②オンサイトPPA契約単価の上昇傾向 中国製太陽光パネルの価格上昇見込み・人件費上昇による施工費増・金利上昇が重なり、オンサイトPPA単価が上昇傾向。ただし通常の電気料金よりは依然として安い水準を維持。オフサイトPPAは既設発電設備を対象とした案件が増加し、単価水準は安定。
③バーチャルPPAの拡大(大手中心) 大手企業を中心にバーチャルPPAを選択するケースが増えている。従来の電力契約を変更せず環境価値のみを長期調達できる柔軟性が評価されており、固定価格型バーチャルPPAなど変動リスクを抑える契約設計も登場。
④太陽光以外のPPAニーズが拡大 陸上風力を対象としたオフサイトPPAのニーズが高まっている。FIT認定発電設備のFIP転換(FIP転)により、風力案件でも太陽光と同水準の契約単価が実現するケースが増えている。洋上風力は発電コストの高さが引き続き課題。
2026年版の契約形態選定指針
- 敷地・屋根の余剰スペースがある → オンサイトPPA(単価上昇前に早期契約)
- 遠隔地の再エネ調達が必要 → フィジカルPPA or FIP転換を活用した風力オフサイトPPA
- 既存電力契約を変えたくない・複数拠点 → バーチャルPPA(固定価格型で変動リスク抑制)

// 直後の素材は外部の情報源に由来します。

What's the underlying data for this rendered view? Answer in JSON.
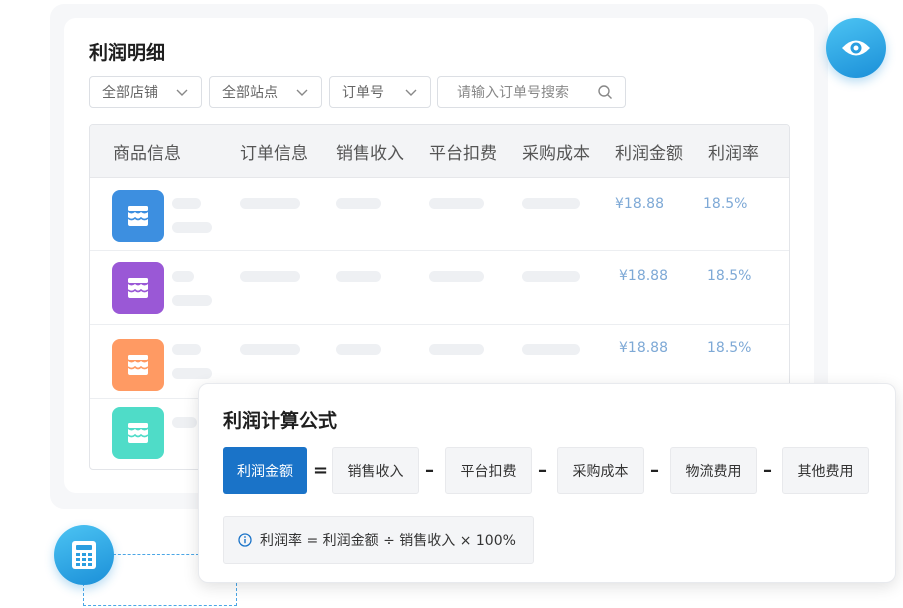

- 単独では規模が小さい中小企業 → 共同契約スキームへの参加
得られた結果
日本のコーポレートPPA市場は太陽光中心から多様化が進み、企業規模・拠点状況に応じた選択肢が広がっている。共同契約スキームの登場で中小企業の参入障壁も低下しつつある。
他社が参考にすべき点
- 2026年はオンサイトPPA単価が上昇局面。既に検討中ならば2026年度中の意思決定が有利。
- FIT発電設備のFIP転換でPPA手段が増える。既存の太陽光FIT案件を保有する企業・地域新電力は積極的に転換を検討すべき。
- 共同契約スキームで中小企業でも大型再エネ調達が可能。業界団体・自治体主導のPPAプロジェクトへの参加機会を探るべき。